Model Format Detection: When you load a model, Backend.AI GO checks its format (GGUF, Safetensors, etc.).
Engine Resolution: The app finds an installed engine that supports that format.
Format-Specific Defaults: Check your configured default engine for the format in Settings.
Priority-Based Selection: If no default is set, engines are selected based on priority:
- For Safetensors format: MLXcel > MLX LM
- For GGUF format: llama.cpp (with GPU acceleration preferred)
Hardware Optimization: Within the same priority level, GPU-accelerated variants are preferred over CPU-only.

Setting Format Defaults

Go to Settings > Inference > Default engines by format to configure which engine should be used for each model format. This is especially useful when you have both MLXcel and MLX LM installed and want to choose which one handles Safetensors models.

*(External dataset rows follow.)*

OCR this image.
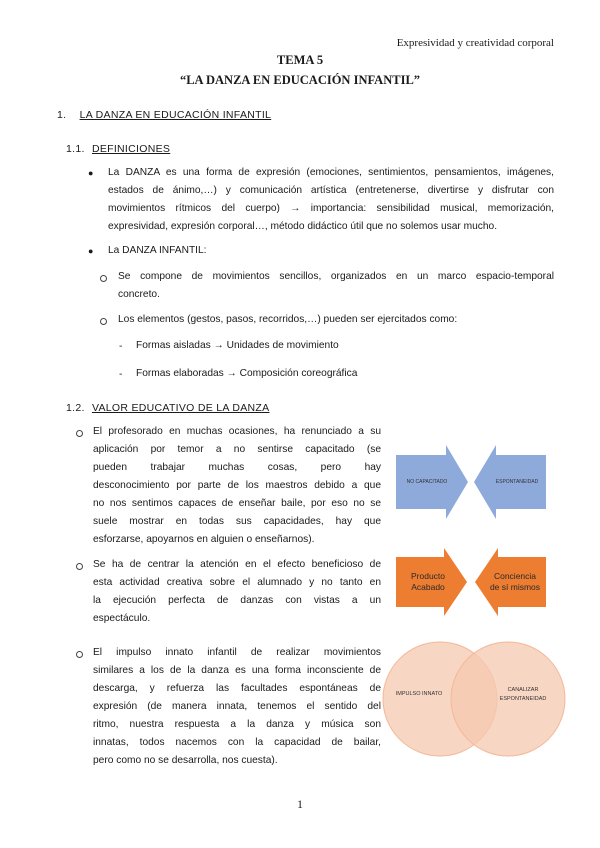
Expresividad y creatividad corporal
TEMA 5
“LA DANZA EN EDUCACIÓN INFANTIL”
1. LA DANZA EN EDUCACIÓN INFANTIL
1.1. DEFINICIONES
● La DANZA es una forma de expresión (emociones, sentimientos, pensamientos, imágenes,
estados de ánimo,…) y comunicación artística (entretenerse, divertirse y disfrutar con
movimientos rítmicos del cuerpo) → importancia: sensibilidad musical, memorización,
expresividad, expresión corporal…, método didáctico útil que no solemos usar mucho.
● La DANZA INFANTIL:
Se compone de movimientos sencillos, organizados en un marco espacio-temporal
concreto.
Los elementos (gestos, pasos, recorridos,…) pueden ser ejercitados como:
- Formas aisladas → Unidades de movimiento
- Formas elaboradas → Composición coreográfica
1.2. VALOR EDUCATIVO DE LA DANZA
El profesorado en muchas ocasiones, ha renunciado a su
aplicación por temor a no sentirse capacitado (se
pueden trabajar muchas cosas, pero hay
desconocimiento por parte de los maestros debido a que
no nos sentimos capaces de enseñar baile, por eso no se
suele mostrar en todas sus capacidades, hay que
esforzarse, apoyarnos en alguien o enseñarnos).
NO CAPACITADO	ESPONTANEIDAD
Se ha de centrar la atención en el efecto beneficioso de
esta actividad creativa sobre el alumnado y no tanto en
la ejecución perfecta de danzas con vistas a un
espectáculo.
Producto
Acabado
Conciencia
de sí mismos
El impulso innato infantil de realizar movimientos
similares a los de la danza es una forma inconsciente de
descarga, y refuerza las facultades espontáneas de
expresión (de manera innata, tenemos el sentido del
ritmo, nuestra respuesta a la danza y música son
innatas, todos nacemos con la capacidad de bailar,
pero como no se desarrolla, nos cuesta).
IMPULSO INNATO
CANALIZAR
ESPONTANEIDAD
1
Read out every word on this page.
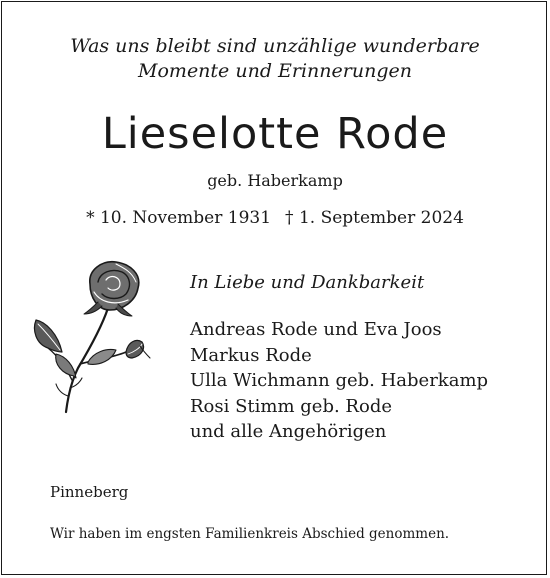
Was uns bleibt sind unzählige wunderbare
Momente und Erinnerungen
Lieselotte Rode
geb. Haberkamp
* 10. November 1931 † 1. September 2024
In Liebe und Dankbarkeit
Andreas Rode und Eva Joos
Markus Rode
Ulla Wichmann geb. Haberkamp
Rosi Stimm geb. Rode
und alle Angehörigen
Pinneberg
Wir haben im engsten Familienkreis Abschied genommen.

For more details on model loading, see:

Technical Details¶

Engine Package Format¶

Engine packages use the .baiengine format:

ZIP archive containing binaries and metadata
manifest.json describes the engine and its requirements
Checksums ensure file integrity
Platform-specific builds for each OS/architecture

Directory Structure¶

~/.backend-ai-go/
├── engines/
│   ├── incoming/              # Offline package staging
│   ├── installed.json         # Installed engines registry
│   ├── llama-cpp-metal/       # Engine: llama.cpp with Metal
│   ├── llama-cpp-cuda13/      # Engine: llama.cpp with CUDA 13
│   └── mlx/                   # Engine: MLX
├── runtimes/
│   ├── installed.json         # Installed runtimes registry
│   ├── cuda13-runtime/        # Runtime: CUDA 13
│   └── hip-runtime/           # Runtime: AMD HIP
├── logs/                      # Application logs
└── config/                    # Configuration files

Supported Accelerators¶

Accelerator	Platform	Description
metal	macOS	Apple Metal for M-series chips
cuda	Windows, Linux	NVIDIA CUDA
rocm	Linux	AMD ROCm
hip	Windows	AMD HIP (Windows port of ROCm)
vulkan	All	Cross-platform GPU API
sycl	All	Intel oneAPI SYCL
cpu	All	Fallback CPU-only inference

The Engines system ensures you always have the optimal inference backend for your hardware, making local AI both accessible and performant.